It seems that summer went too fast with too many obligations. We only used the camping trailer for a week in July, taking our grand-daughters, Hope and Hannah, camping on a split schedule. The weather was pretty good for Hope’s segment but Hannah and her friend, Mary, had very windy conditions. Travel back and forth, meal prep, etc. and after it was over we went “Whew!”
So, we waited until school was back in session and headed back up to Lake Davis. We were told in July that the campgrounds would be open until mid-October (and it was verified on the FS web site) but the new breed of Forest Service District Rangers believe the campgrounds are their personal property and can open and close them on a whim (but I won’t go into my tirade on that, that’s reserved for my 4 page letter to the FS, currently in draft). Luckily, the section of the campground we wanted was open when we arrived and even though they closed it the next day, we were in; had paid our fee so they had to wait for us to leave. Thus…we had the whole place to ourselves. Quiet, quiet, quiet… all with perfect weather.

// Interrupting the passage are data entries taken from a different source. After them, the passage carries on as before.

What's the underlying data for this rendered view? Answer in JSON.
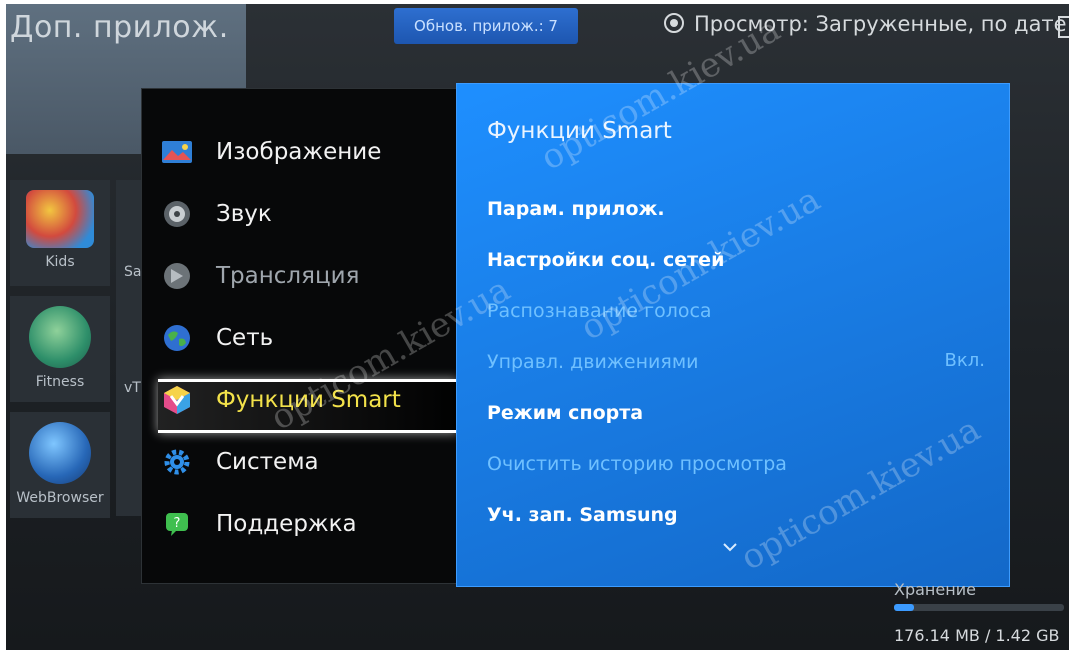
{
  "header": {
    "app_title": "Доп. прилож.",
    "update_button": "Обнов. прилож.: 7",
    "view_option": "Просмотр: Загруженные, по дате"
  },
  "apps": [
    {
      "label": "Kids",
      "icon": "kids-app-icon"
    },
    {
      "label": "Fitness",
      "icon": "fitness-app-icon"
    },
    {
      "label": "WebBrowser",
      "icon": "webbrowser-app-icon"
    }
  ],
  "apps_partial": [
    "Sa",
    "vT"
  ],
  "menu": {
    "items": [
      {
        "label": "Изображение",
        "icon": "picture-icon"
      },
      {
        "label": "Звук",
        "icon": "speaker-icon"
      },
      {
        "label": "Трансляция",
        "icon": "broadcast-icon"
      },
      {
        "label": "Сеть",
        "icon": "globe-icon"
      },
      {
        "label": "Функции Smart",
        "icon": "smart-hub-icon"
      },
      {
        "label": "Система",
        "icon": "gear-icon"
      },
      {
        "label": "Поддержка",
        "icon": "support-icon"
      }
    ],
    "active_index": 4
  },
  "submenu": {
    "title": "Функции Smart",
    "items": [
      {
        "label": "Парам. прилож.",
        "enabled": true
      },
      {
        "label": "Настройки соц. сетей",
        "enabled": true
      },
      {
        "label": "Распознавание голоса",
        "enabled": false
      },
      {
        "label": "Управл. движениями",
        "enabled": false,
        "value": "Вкл."
      },
      {
        "label": "Режим спорта",
        "enabled": true
      },
      {
        "label": "Очистить историю просмотра",
        "enabled": false
      },
      {
        "label": "Уч. зап. Samsung",
        "enabled": true
      }
    ],
    "more_icon": "chevron-down-icon"
  },
  "storage": {
    "label": "Хранение",
    "value": "176.14 MB / 1.42 GB",
    "used_fraction": 0.12
  },
  "watermarks": [
    "opticom.kiev.ua",
    "opticom.kiev.ua",
    "opticom.kiev.ua",
    "opticom.kiev.ua"
  ]
}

The bird life in camp got better each day with Kathy spreading the wild bird seed around. Kathy read her Kindle and I wandered around with the big lens looking for birds. Four days just went by too fast.
Morning on Lake Davis
Brown creepers challenge all the aspects of modern photography: speed of auto focus and xxx; finding a well-camouflaged 3-inch bird on a Ponderosa pine trunk; moving the camera fast enough to get a shot before it goes around the back-side of the tree; and trying to follow it from tree to tree. I must’ve shot 400 frames and thrown away 380 of them. None of the remainder were what I’d hoped for but here’s the best.
Yellow-rumped warblers all around but like the creeper, rarely sitting still and going into the pine overstory and willows, made them a challenge. Townsend’s warblers stay pretty much in the willows near the lake shore.
Mountain chickadees don’t sit long either but will watch you if purse your lips and make squeaking sounds.
Coopers hawks (this one a juvenile) sit in the tree tops in hopes of catching a warbler or two.
White-headed woodpeckers are pretty rare but very tame if you find one.
My favorite, the osprey. Only a few left at the lake, most already heading for the wintering grounds in Central and South America.
Three types of nuthatches up and down the trees. This one, a pygmy nuthatch.
Sarah…ever on watch for the squirrels and chipmunks.
A thirsty Douglas squirrel (red squirrel to some).
Yellow pine chipmunk. The nemesis of Sarah.